Terrorisme – Un travail en profondeur pour la justice et la paix

Rédigé par Mgr Yves Boivineau | Mercredi 23 Décembre 2015 à 08:00

           


Terrorisme – Un travail en profondeur pour la justice et la paix
Les attentats du 13 novembre 2015 à Paris resteront longtemps inscrits dans notre mémoire : la mémoire des familles meurtries par la mort de l’un des leurs, mais aussi notre mémoire collective. La France, touchée au cœur, est digne dans l’épreuve.

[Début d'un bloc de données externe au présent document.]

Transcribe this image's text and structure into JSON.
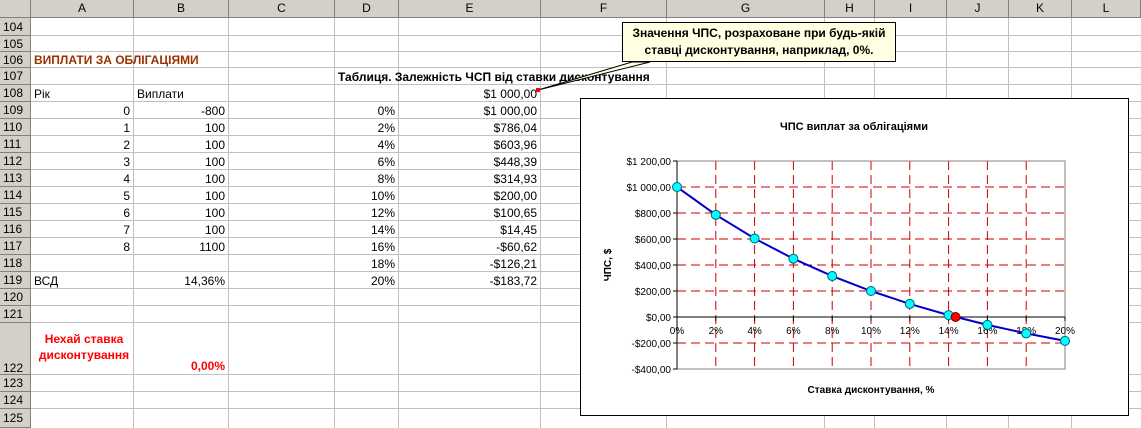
{
  "columns": [
    "A",
    "B",
    "C",
    "D",
    "E",
    "F",
    "G",
    "H",
    "I",
    "J",
    "K",
    "L"
  ],
  "rows": [
    "104",
    "105",
    "106",
    "107",
    "108",
    "109",
    "110",
    "111",
    "112",
    "113",
    "114",
    "115",
    "116",
    "117",
    "118",
    "119",
    "120",
    "121",
    "122",
    "123",
    "124",
    "125"
  ],
  "title": "ВИПЛАТИ ЗА ОБЛІГАЦІЯМИ",
  "col_year_header": "Рік",
  "col_pay_header": "Виплати",
  "years": [
    "0",
    "1",
    "2",
    "3",
    "4",
    "5",
    "6",
    "7",
    "8"
  ],
  "payments": [
    "-800",
    "100",
    "100",
    "100",
    "100",
    "100",
    "100",
    "100",
    "1100"
  ],
  "irr_label": "ВСД",
  "irr_value": "14,36%",
  "let_rate_label_1": "Нехай ставка",
  "let_rate_label_2": "дисконтування",
  "let_rate_value": "0,00%",
  "table_title": "Таблиця. Залежність ЧСП від ставки дисконтування",
  "npv_top": "$1 000,00",
  "rates": [
    "0%",
    "2%",
    "4%",
    "6%",
    "8%",
    "10%",
    "12%",
    "14%",
    "16%",
    "18%",
    "20%"
  ],
  "npvs": [
    "$1 000,00",
    "$786,04",
    "$603,96",
    "$448,39",
    "$314,93",
    "$200,00",
    "$100,65",
    "$14,45",
    "-$60,62",
    "-$126,21",
    "-$183,72"
  ],
  "callout_text_1": "Значення ЧПС, розраховане при будь-якій",
  "callout_text_2": "ставці дисконтування, наприклад, 0%.",
  "colors": {
    "title": "#993300",
    "red": "#ff0000",
    "line": "#0000cc",
    "marker": "#00ffff",
    "grid": "#cc0000",
    "highlight_marker": "#ff0000"
  },
  "chart_data": {
    "type": "line",
    "title": "ЧПС виплат за облігаціями",
    "xlabel": "Ставка дисконтування, %",
    "ylabel": "ЧПС, $",
    "x": [
      0,
      2,
      4,
      6,
      8,
      10,
      12,
      14,
      16,
      18,
      20
    ],
    "x_tick_labels": [
      "0%",
      "2%",
      "4%",
      "6%",
      "8%",
      "10%",
      "12%",
      "14%",
      "16%",
      "18%",
      "20%"
    ],
    "y_tick_values": [
      1200,
      1000,
      800,
      600,
      400,
      200,
      0,
      -200,
      -400
    ],
    "y_tick_labels": [
      "$1 200,00",
      "$1 000,00",
      "$800,00",
      "$600,00",
      "$400,00",
      "$200,00",
      "$0,00",
      "-$200,00",
      "-$400,00"
    ],
    "ylim": [
      -400,
      1200
    ],
    "xlim": [
      0,
      20
    ],
    "series": [
      {
        "values": [
          1000,
          786.04,
          603.96,
          448.39,
          314.93,
          200,
          100.65,
          14.45,
          -60.62,
          -126.21,
          -183.72
        ]
      }
    ],
    "highlight_point": {
      "x": 14.36,
      "y": 0
    },
    "grid": true
  }
}
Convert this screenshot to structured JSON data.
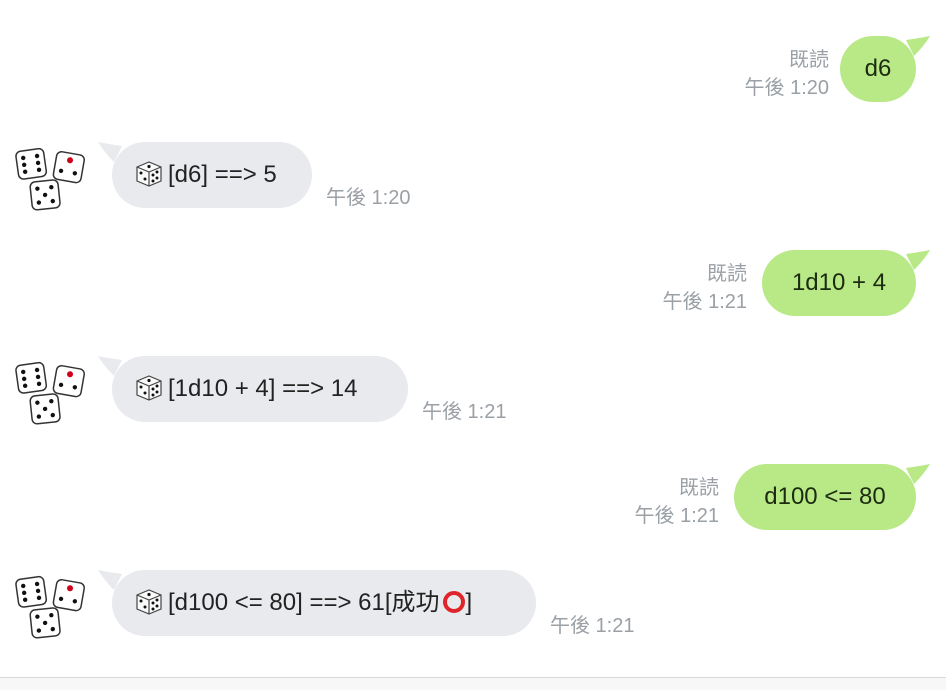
{
  "messages": [
    {
      "side": "out",
      "text": "d6",
      "read": "既読",
      "time": "午後 1:20"
    },
    {
      "side": "in",
      "text": "[d6] ==> 5",
      "time": "午後 1:20",
      "avatar": "dice-avatar-icon"
    },
    {
      "side": "out",
      "text": "1d10 + 4",
      "read": "既読",
      "time": "午後 1:21"
    },
    {
      "side": "in",
      "text": "[1d10 + 4] ==> 14",
      "time": "午後 1:21",
      "avatar": "dice-avatar-icon"
    },
    {
      "side": "out",
      "text": "d100 <= 80",
      "read": "既読",
      "time": "午後 1:21"
    },
    {
      "side": "in",
      "text": "[d100 <= 80] ==> 61[成功",
      "suffix": "]",
      "time": "午後 1:21",
      "avatar": "dice-avatar-icon",
      "status_icon": "red-circle-icon"
    }
  ],
  "colors": {
    "outgoing_bubble": "#b8e986",
    "incoming_bubble": "#e8eaed",
    "meta_text": "#9aa0a6"
  }
}
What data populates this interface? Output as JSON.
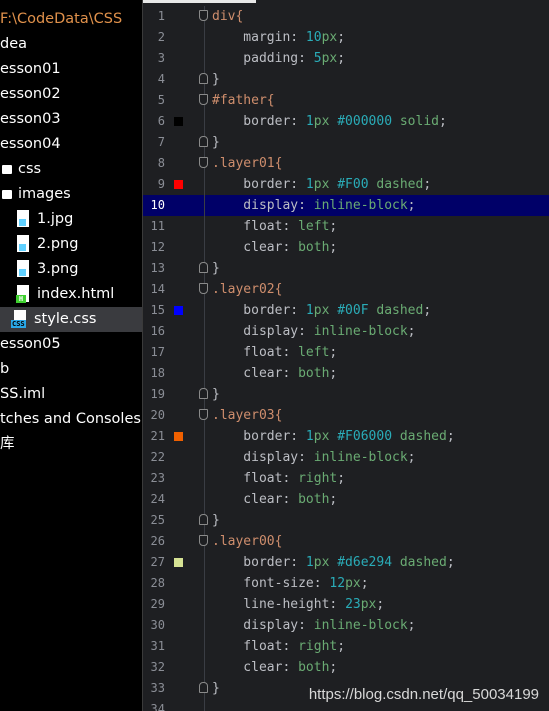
{
  "sidebar": {
    "items": [
      {
        "label": "F:\\CodeData\\CSS",
        "type": "root"
      },
      {
        "label": "dea",
        "type": "plain"
      },
      {
        "label": "esson01",
        "type": "plain"
      },
      {
        "label": "esson02",
        "type": "plain"
      },
      {
        "label": "esson03",
        "type": "plain"
      },
      {
        "label": "esson04",
        "type": "plain"
      },
      {
        "label": "css",
        "type": "folder"
      },
      {
        "label": "images",
        "type": "folder"
      },
      {
        "label": "1.jpg",
        "type": "img"
      },
      {
        "label": "2.png",
        "type": "img"
      },
      {
        "label": "3.png",
        "type": "img"
      },
      {
        "label": "index.html",
        "type": "html"
      },
      {
        "label": "style.css",
        "type": "css",
        "selected": true
      },
      {
        "label": "esson05",
        "type": "plain"
      },
      {
        "label": "b",
        "type": "plain"
      },
      {
        "label": "SS.iml",
        "type": "plain"
      },
      {
        "label": "tches and Consoles",
        "type": "plain"
      },
      {
        "label": "库",
        "type": "plain"
      }
    ]
  },
  "editor": {
    "highlighted_line": 10,
    "lines": [
      {
        "n": "1",
        "tokens": [
          [
            "sel",
            "div{"
          ]
        ],
        "fold": "open"
      },
      {
        "n": "2",
        "tokens": [
          [
            "prop",
            "    margin: "
          ],
          [
            "num",
            "10"
          ],
          [
            "unit",
            "px"
          ],
          [
            "pun",
            ";"
          ]
        ]
      },
      {
        "n": "3",
        "tokens": [
          [
            "prop",
            "    padding: "
          ],
          [
            "num",
            "5"
          ],
          [
            "unit",
            "px"
          ],
          [
            "pun",
            ";"
          ]
        ]
      },
      {
        "n": "4",
        "tokens": [
          [
            "pun",
            "}"
          ]
        ],
        "fold": "close"
      },
      {
        "n": "5",
        "tokens": [
          [
            "sel",
            "#father{"
          ]
        ],
        "fold": "open"
      },
      {
        "n": "6",
        "tokens": [
          [
            "prop",
            "    border: "
          ],
          [
            "num",
            "1"
          ],
          [
            "unit",
            "px "
          ],
          [
            "hex",
            "#000000"
          ],
          [
            "kw",
            " solid"
          ],
          [
            "pun",
            ";"
          ]
        ],
        "swatch": "#000000"
      },
      {
        "n": "7",
        "tokens": [
          [
            "pun",
            "}"
          ]
        ],
        "fold": "close"
      },
      {
        "n": "8",
        "tokens": [
          [
            "sel",
            ".layer01{"
          ]
        ],
        "fold": "open"
      },
      {
        "n": "9",
        "tokens": [
          [
            "prop",
            "    border: "
          ],
          [
            "num",
            "1"
          ],
          [
            "unit",
            "px "
          ],
          [
            "hex",
            "#F00"
          ],
          [
            "kw",
            " dashed"
          ],
          [
            "pun",
            ";"
          ]
        ],
        "swatch": "#ff0000"
      },
      {
        "n": "10",
        "tokens": [
          [
            "prop",
            "    display: "
          ],
          [
            "kw",
            "inline-block"
          ],
          [
            "pun",
            ";"
          ]
        ]
      },
      {
        "n": "11",
        "tokens": [
          [
            "prop",
            "    float: "
          ],
          [
            "kw",
            "left"
          ],
          [
            "pun",
            ";"
          ]
        ]
      },
      {
        "n": "12",
        "tokens": [
          [
            "prop",
            "    clear: "
          ],
          [
            "kw",
            "both"
          ],
          [
            "pun",
            ";"
          ]
        ]
      },
      {
        "n": "13",
        "tokens": [
          [
            "pun",
            "}"
          ]
        ],
        "fold": "close"
      },
      {
        "n": "14",
        "tokens": [
          [
            "sel",
            ".layer02{"
          ]
        ],
        "fold": "open"
      },
      {
        "n": "15",
        "tokens": [
          [
            "prop",
            "    border: "
          ],
          [
            "num",
            "1"
          ],
          [
            "unit",
            "px "
          ],
          [
            "hex",
            "#00F"
          ],
          [
            "kw",
            " dashed"
          ],
          [
            "pun",
            ";"
          ]
        ],
        "swatch": "#0000ff"
      },
      {
        "n": "16",
        "tokens": [
          [
            "prop",
            "    display: "
          ],
          [
            "kw",
            "inline-block"
          ],
          [
            "pun",
            ";"
          ]
        ]
      },
      {
        "n": "17",
        "tokens": [
          [
            "prop",
            "    float: "
          ],
          [
            "kw",
            "left"
          ],
          [
            "pun",
            ";"
          ]
        ]
      },
      {
        "n": "18",
        "tokens": [
          [
            "prop",
            "    clear: "
          ],
          [
            "kw",
            "both"
          ],
          [
            "pun",
            ";"
          ]
        ]
      },
      {
        "n": "19",
        "tokens": [
          [
            "pun",
            "}"
          ]
        ],
        "fold": "close"
      },
      {
        "n": "20",
        "tokens": [
          [
            "sel",
            ".layer03{"
          ]
        ],
        "fold": "open"
      },
      {
        "n": "21",
        "tokens": [
          [
            "prop",
            "    border: "
          ],
          [
            "num",
            "1"
          ],
          [
            "unit",
            "px "
          ],
          [
            "hex",
            "#F06000"
          ],
          [
            "kw",
            " dashed"
          ],
          [
            "pun",
            ";"
          ]
        ],
        "swatch": "#f06000"
      },
      {
        "n": "22",
        "tokens": [
          [
            "prop",
            "    display: "
          ],
          [
            "kw",
            "inline-block"
          ],
          [
            "pun",
            ";"
          ]
        ]
      },
      {
        "n": "23",
        "tokens": [
          [
            "prop",
            "    float: "
          ],
          [
            "kw",
            "right"
          ],
          [
            "pun",
            ";"
          ]
        ]
      },
      {
        "n": "24",
        "tokens": [
          [
            "prop",
            "    clear: "
          ],
          [
            "kw",
            "both"
          ],
          [
            "pun",
            ";"
          ]
        ]
      },
      {
        "n": "25",
        "tokens": [
          [
            "pun",
            "}"
          ]
        ],
        "fold": "close"
      },
      {
        "n": "26",
        "tokens": [
          [
            "sel",
            ".layer00{"
          ]
        ],
        "fold": "open"
      },
      {
        "n": "27",
        "tokens": [
          [
            "prop",
            "    border: "
          ],
          [
            "num",
            "1"
          ],
          [
            "unit",
            "px "
          ],
          [
            "hex",
            "#d6e294"
          ],
          [
            "kw",
            " dashed"
          ],
          [
            "pun",
            ";"
          ]
        ],
        "swatch": "#d6e294"
      },
      {
        "n": "28",
        "tokens": [
          [
            "prop",
            "    font-size: "
          ],
          [
            "num",
            "12"
          ],
          [
            "unit",
            "px"
          ],
          [
            "pun",
            ";"
          ]
        ]
      },
      {
        "n": "29",
        "tokens": [
          [
            "prop",
            "    line-height: "
          ],
          [
            "num",
            "23"
          ],
          [
            "unit",
            "px"
          ],
          [
            "pun",
            ";"
          ]
        ]
      },
      {
        "n": "30",
        "tokens": [
          [
            "prop",
            "    display: "
          ],
          [
            "kw",
            "inline-block"
          ],
          [
            "pun",
            ";"
          ]
        ]
      },
      {
        "n": "31",
        "tokens": [
          [
            "prop",
            "    float: "
          ],
          [
            "kw",
            "right"
          ],
          [
            "pun",
            ";"
          ]
        ]
      },
      {
        "n": "32",
        "tokens": [
          [
            "prop",
            "    clear: "
          ],
          [
            "kw",
            "both"
          ],
          [
            "pun",
            ";"
          ]
        ]
      },
      {
        "n": "33",
        "tokens": [
          [
            "pun",
            "}"
          ]
        ],
        "fold": "close"
      },
      {
        "n": "34",
        "tokens": []
      }
    ]
  },
  "watermark": "https://blog.csdn.net/qq_50034199"
}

Un crime contre l’humanité

Les actes terroristes se succèdent, donnant le sentiment d’une « guerre mondiale par morceaux », selon l’expression du pape François. Toutefois, le terrorisme n’est pas la guerre, au sens où ce terme s’applique à des conflits armés entre des États ou des groupes organisés, encadrés par diverses conventions internationales : tout n’est pas permis !

Or, le terrorisme est la violence à l’état brut, une violence « aveugle » qui frappe sans discrimination et sans pitié, de façon imprévisible, dans le but de créer un climat d’insécurité et d’angoisse. Son objectif est d’installer la peur, en laissant planer la menace de nouveaux attentats.

Il n’est pas de cause juste ni de circonstances atténuantes qui puissent justifier de tels actes. Le mal commis est sans commune mesure avec les causes qui pourraient l’expliquer. Il ne saurait y avoir d’exception à la condamnation absolue de tout acte terroriste. « Le terrorisme est fondé sur le mépris de la vie humaine… Il constitue en lui-même, en tant que recours à la terreur comme stratégie politique et économique, un véritable crime contre l’humanité », déclarait Jean-Paul II, lors de la Journée de la Paix, le 1er janvier 2002.

Réagir et comprendre

Nous restons toutefois avec des questions. Comment est-il possible d’en arriver là ? Pourquoi et comment certains jeunes peuvent-ils devenir « radicalisés » à ce point ?

Pour éradiquer le terrorisme, il est nécessaire d’en comprendre les ressorts et de se résoudre à chercher pourquoi des hommes et des femmes deviennent des terroristes, dans tel contexte plutôt que dans tel autre.

Les auteurs des attentats ne sont pas des déséquilibrés : la planification très étudiée et très précise de leurs actes est à la hauteur de leur détermination ! Il y a de toute évidence des terreaux qui génèrent des terroristes.

Toute politique antiterroriste doit forcément le prendre en compte, dans la ligne précisée par Jean-Paul II dans son message du 1er janvier 2004 : « (…) pour être victorieuse, la lutte contre le terrorisme ne peut se limiter à des opérations répressives et punitives. Il est essentiel que le recours à la force, s’il est nécessaire, soit accompagné d’une analyse courageuse et lucide des motivations sous-jacentes aux attaques terroristes. »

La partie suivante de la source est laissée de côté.